Une instrumentalisation politique
Ce n’est pas nouveau. Cette question a d’ailleurs été bien étudiée par deux politologues : Vincent Dubois et Marion Lieutaud. Leurs recherches montrent que la focalisation politique sur le thème des "fraudeurs sociaux" a été multipliée par dix sous la présidence de Nicolas Sarkozy, sans que le problème, lui, se soit particulièrement aggravé. C’était une pure instrumentalisation, dans le seul but de créer l’image d’un gouvernement sérieux et responsable. Aujourd’hui, Emmanuel Macron utilise la même ficelle, avec un objectif qui me paraît évident : détourner l’attention des travailleurs de la réforme des retraites. Mais à chaque fois, cela se fait au détriment des personnes les plus vulnérables, sur lesquelles sont jetés le doute et la suspicion, alors qu’elles devraient avant tout recueillir notre solidarité.

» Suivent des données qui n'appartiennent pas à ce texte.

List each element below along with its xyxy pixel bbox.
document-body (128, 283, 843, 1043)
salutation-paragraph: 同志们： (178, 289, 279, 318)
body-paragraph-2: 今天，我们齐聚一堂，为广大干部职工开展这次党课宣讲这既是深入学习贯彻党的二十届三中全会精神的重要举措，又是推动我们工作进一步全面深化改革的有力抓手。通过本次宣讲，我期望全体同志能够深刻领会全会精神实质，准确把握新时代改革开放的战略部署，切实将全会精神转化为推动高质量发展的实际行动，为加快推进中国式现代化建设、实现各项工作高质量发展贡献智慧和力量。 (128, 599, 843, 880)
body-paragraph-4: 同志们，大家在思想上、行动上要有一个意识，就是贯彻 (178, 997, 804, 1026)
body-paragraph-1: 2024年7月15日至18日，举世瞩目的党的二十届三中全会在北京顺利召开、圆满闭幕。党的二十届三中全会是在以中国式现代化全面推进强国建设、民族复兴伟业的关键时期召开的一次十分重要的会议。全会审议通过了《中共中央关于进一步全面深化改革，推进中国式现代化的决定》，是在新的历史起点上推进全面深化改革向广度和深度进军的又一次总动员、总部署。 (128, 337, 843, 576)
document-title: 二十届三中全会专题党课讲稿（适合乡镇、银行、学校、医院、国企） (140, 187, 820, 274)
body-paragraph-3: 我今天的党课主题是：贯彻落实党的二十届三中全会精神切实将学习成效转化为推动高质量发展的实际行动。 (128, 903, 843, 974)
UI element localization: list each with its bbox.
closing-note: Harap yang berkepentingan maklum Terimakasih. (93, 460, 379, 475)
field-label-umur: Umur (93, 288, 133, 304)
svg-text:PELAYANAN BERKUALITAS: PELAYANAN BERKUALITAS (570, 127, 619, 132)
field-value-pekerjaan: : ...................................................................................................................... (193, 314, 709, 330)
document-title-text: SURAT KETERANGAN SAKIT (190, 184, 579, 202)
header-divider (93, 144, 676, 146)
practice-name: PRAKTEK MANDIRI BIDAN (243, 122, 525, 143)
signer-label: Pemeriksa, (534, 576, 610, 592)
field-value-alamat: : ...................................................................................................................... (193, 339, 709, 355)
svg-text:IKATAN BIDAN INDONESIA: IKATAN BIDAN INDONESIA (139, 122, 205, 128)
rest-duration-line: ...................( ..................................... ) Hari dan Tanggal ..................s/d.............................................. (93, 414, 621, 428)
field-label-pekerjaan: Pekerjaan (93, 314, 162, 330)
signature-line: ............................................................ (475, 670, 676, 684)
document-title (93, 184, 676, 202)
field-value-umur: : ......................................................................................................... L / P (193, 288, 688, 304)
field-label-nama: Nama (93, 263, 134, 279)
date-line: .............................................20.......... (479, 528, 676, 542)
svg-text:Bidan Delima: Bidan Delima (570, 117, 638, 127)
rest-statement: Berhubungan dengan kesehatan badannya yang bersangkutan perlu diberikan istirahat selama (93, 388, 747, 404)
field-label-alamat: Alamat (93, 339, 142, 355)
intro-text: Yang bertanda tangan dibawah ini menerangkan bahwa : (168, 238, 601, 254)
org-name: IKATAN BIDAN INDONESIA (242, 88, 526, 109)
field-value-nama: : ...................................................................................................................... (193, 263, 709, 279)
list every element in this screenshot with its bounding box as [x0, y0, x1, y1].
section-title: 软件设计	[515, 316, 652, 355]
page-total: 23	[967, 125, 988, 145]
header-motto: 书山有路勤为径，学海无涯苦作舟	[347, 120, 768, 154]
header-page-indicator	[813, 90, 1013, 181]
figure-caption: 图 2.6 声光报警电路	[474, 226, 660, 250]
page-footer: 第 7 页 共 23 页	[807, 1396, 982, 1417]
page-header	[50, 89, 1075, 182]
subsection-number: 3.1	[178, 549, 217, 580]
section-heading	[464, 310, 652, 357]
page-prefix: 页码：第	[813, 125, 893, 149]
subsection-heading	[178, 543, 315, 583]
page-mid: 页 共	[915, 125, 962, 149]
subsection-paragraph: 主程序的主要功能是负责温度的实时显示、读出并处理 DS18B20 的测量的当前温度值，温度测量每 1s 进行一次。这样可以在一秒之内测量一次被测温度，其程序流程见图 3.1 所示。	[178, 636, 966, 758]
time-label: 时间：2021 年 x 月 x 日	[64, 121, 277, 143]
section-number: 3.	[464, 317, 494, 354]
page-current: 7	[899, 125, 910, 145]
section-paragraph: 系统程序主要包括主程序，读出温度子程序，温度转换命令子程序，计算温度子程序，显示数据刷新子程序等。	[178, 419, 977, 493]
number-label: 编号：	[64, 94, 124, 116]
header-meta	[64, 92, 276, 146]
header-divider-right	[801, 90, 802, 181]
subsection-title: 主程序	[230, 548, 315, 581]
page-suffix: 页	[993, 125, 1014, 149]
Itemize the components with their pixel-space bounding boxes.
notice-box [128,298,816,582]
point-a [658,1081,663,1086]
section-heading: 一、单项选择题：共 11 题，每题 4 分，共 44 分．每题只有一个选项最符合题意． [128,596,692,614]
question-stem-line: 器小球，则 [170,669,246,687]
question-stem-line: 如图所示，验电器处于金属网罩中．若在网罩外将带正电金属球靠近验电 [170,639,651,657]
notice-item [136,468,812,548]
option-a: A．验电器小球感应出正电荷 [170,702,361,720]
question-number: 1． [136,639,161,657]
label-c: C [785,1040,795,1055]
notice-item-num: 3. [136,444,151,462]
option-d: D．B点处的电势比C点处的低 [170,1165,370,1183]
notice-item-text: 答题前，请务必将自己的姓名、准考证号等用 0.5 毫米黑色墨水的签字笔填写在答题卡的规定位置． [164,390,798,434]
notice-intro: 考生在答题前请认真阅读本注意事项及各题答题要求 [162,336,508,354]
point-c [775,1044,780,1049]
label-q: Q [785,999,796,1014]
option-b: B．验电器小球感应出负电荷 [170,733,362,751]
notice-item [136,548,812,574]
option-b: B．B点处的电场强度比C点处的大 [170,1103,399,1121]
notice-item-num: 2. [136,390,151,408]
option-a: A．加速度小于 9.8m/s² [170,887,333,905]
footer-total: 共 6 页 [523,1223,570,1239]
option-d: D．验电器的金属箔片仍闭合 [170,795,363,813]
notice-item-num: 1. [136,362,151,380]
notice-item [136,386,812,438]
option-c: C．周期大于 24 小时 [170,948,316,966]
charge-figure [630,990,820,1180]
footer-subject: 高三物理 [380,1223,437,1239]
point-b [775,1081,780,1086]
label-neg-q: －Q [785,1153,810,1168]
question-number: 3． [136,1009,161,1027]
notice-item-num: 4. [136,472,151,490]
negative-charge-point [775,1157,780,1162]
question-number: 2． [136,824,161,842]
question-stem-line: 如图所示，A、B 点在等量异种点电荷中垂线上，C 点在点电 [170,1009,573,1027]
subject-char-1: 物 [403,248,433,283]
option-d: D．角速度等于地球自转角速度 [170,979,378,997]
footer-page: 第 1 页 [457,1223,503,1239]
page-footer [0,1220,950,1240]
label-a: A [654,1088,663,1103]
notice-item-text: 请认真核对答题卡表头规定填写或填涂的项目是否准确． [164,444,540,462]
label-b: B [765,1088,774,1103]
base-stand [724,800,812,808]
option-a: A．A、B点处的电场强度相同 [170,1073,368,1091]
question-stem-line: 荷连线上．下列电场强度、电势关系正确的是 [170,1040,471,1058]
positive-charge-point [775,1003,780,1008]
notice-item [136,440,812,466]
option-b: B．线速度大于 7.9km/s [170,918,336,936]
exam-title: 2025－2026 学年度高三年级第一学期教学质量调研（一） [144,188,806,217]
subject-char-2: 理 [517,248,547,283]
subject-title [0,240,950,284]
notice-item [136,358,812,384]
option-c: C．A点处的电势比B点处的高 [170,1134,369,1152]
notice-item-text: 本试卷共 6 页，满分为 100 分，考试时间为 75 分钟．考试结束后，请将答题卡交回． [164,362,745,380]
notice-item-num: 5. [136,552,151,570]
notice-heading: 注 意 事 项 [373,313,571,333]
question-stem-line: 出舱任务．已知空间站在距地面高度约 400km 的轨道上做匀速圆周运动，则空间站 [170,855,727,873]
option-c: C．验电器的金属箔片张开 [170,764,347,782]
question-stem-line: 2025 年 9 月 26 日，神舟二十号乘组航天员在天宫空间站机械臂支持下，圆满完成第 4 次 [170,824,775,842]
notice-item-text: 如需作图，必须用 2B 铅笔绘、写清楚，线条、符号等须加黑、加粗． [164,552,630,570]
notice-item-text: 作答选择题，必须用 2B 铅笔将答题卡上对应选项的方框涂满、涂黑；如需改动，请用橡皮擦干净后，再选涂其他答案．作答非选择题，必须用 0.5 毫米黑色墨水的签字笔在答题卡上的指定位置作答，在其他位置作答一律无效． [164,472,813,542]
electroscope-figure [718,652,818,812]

Quant à la question du Maghreb, il n’y a aucun chiffre officiel. L’une des rares choses que nous savons, c’est qu’en 2012 et 2016, la Caisse National d’Assurance Vieillesse a réalisé une grande opération de contrôle sur les pensions de retraites perçues en Algérie. Résultat : très peu de cas de fraude ont été détectés, à tel point que l’opération a été abandonnée.
Stéréotype raciste
Dans l’océan des fraudes, Bruno Le Maire a donc choisi de ne parler que des fraudes sociales. Parmi les fraudes sociales, il se concentre sur celles qui sont liées à l’étranger. Parmi celles qui sont liées à l’étranger, il n’évoque que le Maghreb, alors même qu’il n’a aucune donnée, et que cela ne constitue qu’une partie d’un fragment d’une fraction du problème.
Stigmatiser, sans argument, une partie de la population sur le seul fondement de son origine : c’est la définition même d’un stéréotype raciste. Nous franchissons ici, je crois, une frontière qui devrait profondément nous interroger. Il ne s’agit plus seulement de détourner l’attention. Mais de fabriquer des boucs-émissaires.